Guest Post by Megan McFall, Alsana Alumna

My life is a series of pauses, deep inhales.  I pause to listen to the rhythmic breathing of my four-month-old son in his swing at night.  I deeply breathe in the scent of my 18-month-old daughter as we cuddle before her naptime. No one told me that my practice of mindfulness in recovery would turn out to be the only way that I would survive motherhood.  Working through trauma, recovery from anorexia, and raising babies have one certain commonality: You have to be fully in the moment.  You would be remiss to jump ahead of yourself.  Oh, and you have to have a sense of humor. Without laughter, I would have probably long ago careened off the face of the planet.  So my survival strategies have been presence and laughter.

I never expected to survive.  Needless to say, I never expected life to be birthed out of my broken life.  But here I am, fully alive, with two living, breathing, vibrant miracles constantly reminding me of the tri-fold gift of recovery.  My children had names while I was at Alsana in 2011 and 12, even though they were yet to be conceived.  I wrote a letter to Lily Grace and Elijah James, and two and a half years later, I hold them in my arms, the same arms that once only held desperately to anorexia.  I was able to carry them in a body that had once born only self-hate and shame.  Grace has multiplied and multiplied until it has shoved many of the old hateful messages to the periphery of my consciousness.

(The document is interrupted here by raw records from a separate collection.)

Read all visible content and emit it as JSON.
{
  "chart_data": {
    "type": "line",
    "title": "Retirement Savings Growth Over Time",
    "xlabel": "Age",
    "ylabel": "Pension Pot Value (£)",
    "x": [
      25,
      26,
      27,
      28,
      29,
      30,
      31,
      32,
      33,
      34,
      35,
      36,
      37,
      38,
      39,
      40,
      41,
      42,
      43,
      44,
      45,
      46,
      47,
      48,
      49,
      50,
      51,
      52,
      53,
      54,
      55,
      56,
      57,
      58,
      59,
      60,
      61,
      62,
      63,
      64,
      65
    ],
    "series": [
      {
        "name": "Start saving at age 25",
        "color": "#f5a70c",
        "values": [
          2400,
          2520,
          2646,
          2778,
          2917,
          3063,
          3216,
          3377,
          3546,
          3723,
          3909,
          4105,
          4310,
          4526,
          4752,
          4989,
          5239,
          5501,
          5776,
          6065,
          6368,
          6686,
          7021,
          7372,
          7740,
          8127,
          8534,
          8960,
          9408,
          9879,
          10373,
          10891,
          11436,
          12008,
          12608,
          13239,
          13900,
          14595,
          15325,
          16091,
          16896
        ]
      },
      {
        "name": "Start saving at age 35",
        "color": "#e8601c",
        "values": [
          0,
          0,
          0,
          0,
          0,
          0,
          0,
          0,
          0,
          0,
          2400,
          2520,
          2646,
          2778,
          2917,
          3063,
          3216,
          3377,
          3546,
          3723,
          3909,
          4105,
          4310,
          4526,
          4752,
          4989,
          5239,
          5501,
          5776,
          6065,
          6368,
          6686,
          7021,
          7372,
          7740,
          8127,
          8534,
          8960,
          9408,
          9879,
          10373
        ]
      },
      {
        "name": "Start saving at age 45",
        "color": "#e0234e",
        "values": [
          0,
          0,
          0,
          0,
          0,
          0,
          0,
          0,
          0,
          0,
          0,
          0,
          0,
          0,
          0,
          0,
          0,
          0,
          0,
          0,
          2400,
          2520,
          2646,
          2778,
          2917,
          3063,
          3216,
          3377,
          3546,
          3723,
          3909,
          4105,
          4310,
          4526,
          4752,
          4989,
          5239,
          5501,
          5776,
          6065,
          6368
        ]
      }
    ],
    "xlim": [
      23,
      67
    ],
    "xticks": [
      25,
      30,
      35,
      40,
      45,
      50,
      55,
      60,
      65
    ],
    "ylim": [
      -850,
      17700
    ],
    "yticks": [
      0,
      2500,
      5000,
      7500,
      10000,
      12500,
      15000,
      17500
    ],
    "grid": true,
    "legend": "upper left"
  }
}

The journey is by no means linear. It would be a joke to say that it is perfect.  I would be near-sighted to say that I am “recovered.”  I do know, however, that I am solidly in recovery, and that I could name about twenty things in my life that are legitimately unequivocally more important than being thin.  Hopefully, in ten years, I can name one hundred.  I never knew the possibilities of love.  I never knew how many colors could exist in this rainbow of life.  It is risky to step into recovery, and it is risky to walk daily in recovery.  But oh, it is worth the risk.  It is excruciating, but the pain of recovery is what is beginning to open me up to the possibility of really living.  There is joy on the other side of pain, and honestly, there is deep joy to be discovered within the pain.  I am not finished with my work.  In many ways, it has just begun.  I am committed to life now, and I am committed to the lives that are the fruit of my recovery.   I continue to walk out my recovery in the mundane, in the sleep-deprived, in the chaotic, and in the beautiful tenderness of early motherhood.  It is possible and oh, so worth it.